Helicobacter pylori Culture and Anti-biogram: Low Yield and Beneficial Results

Document Type : Original Article

Authors

1 Hepatology, Gastroenterology, and Infectious Diseases Department, Benha University Hospital, Benha, Qualubia, Egypt.

2 Hepatology, Gastroenterology and Infectious Diseases Department, National Hepatology and Tropical Medicine Research Institute, General Organization of Teaching Hospitals and Institutes, Cairo, Egypt.

3 Medical Parasitology, Immunology, Microbiology and Molecular Biology Department, National Hepatology and Tropical Medicine Research Institute, General Organization of Teaching Hospitals and Institutes, Cairo, Egypt.

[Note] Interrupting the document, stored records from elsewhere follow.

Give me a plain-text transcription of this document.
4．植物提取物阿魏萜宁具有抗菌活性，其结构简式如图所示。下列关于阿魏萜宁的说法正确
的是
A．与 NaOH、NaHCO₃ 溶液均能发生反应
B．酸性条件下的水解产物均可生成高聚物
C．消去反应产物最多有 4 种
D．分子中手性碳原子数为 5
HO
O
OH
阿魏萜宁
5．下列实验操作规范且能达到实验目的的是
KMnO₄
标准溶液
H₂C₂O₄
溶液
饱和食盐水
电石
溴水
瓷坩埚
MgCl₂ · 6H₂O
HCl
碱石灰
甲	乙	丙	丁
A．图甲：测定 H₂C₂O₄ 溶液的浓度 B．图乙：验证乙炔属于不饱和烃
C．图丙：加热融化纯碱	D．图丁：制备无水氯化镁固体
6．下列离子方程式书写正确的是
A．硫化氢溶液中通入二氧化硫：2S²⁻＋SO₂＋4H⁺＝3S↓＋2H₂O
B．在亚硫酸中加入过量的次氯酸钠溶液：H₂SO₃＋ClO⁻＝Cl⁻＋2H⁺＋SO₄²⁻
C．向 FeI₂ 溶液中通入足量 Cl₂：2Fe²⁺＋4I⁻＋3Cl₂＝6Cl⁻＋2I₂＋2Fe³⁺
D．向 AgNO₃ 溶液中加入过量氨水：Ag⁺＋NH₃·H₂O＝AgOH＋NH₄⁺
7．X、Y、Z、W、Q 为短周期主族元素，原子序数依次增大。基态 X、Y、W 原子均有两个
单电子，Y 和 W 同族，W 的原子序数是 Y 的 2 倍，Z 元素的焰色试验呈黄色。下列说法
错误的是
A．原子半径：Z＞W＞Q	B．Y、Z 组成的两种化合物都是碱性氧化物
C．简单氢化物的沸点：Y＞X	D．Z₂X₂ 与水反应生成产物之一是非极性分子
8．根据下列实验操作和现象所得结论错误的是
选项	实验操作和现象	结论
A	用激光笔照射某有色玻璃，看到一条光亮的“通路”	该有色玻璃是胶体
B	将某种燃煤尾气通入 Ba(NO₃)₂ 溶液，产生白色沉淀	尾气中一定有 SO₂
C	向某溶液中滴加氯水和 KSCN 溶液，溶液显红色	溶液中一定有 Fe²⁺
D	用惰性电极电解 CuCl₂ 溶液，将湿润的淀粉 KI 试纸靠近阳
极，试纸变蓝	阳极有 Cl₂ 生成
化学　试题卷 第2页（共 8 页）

4 Medical Microbiology and Immunology Department, National Hepatology and Tropical Medicine Research Institute, General Organization of Teaching Hospitals and Institutes, Cairo, Egypt.

Abstract

Abstract
Background: Helicobacter pylori (H. pylori) inhabits the stomach of more than 50% of the world' population. Antibiotic susceptibility testing and susceptibility-based eradication therapy is recommended to improve eradication therapy and to decrease rates of antibiotic resistance. This study aimed to assess the clinical usefulness of H. pylori culture and antibiotic sensitivity (for antibiotics commonly used in the treatment of H. pylori bacterium). Patients and Methods: One hundred adult patients presented for upper gastrointestinal endoscopic examination with H. pylori-related dyspepsia were included. The clinical history, physical examination and laboratory data were recorded. Additionally, five gastric biopsies were obtained from the body and antrum and diagnosis of H. pylori was made by positive rapid urease test for gastric biopsies. Culture for H. pylori was done under microaerophilic incubation and when growth was detected, susceptibility of H. pylori bacterium to clarithromycin, levofloxacin, amoxicillin, moxifloxacin, metronidazole, doxycycline, and rifampicin were examined through disc diffusion method. Results: only 11% of gastric biopsies gave positive culture growth. There was a universal resistance to amoxicillin (100%), metronidazole (100%) and rifampicin (100%); variable resistance to clarithromycin (54.5%) and doxycycline (9.1%); with no resistance to levofloxacin (0%) or moxifloxacin (0%). Conclusion: The yield of H. pylori culture is low (11% in our study), but it gives beneficial data about antibiotic resistance and provides a clue to improve H. pylori eradication success rate and decrease antibiotic resistance.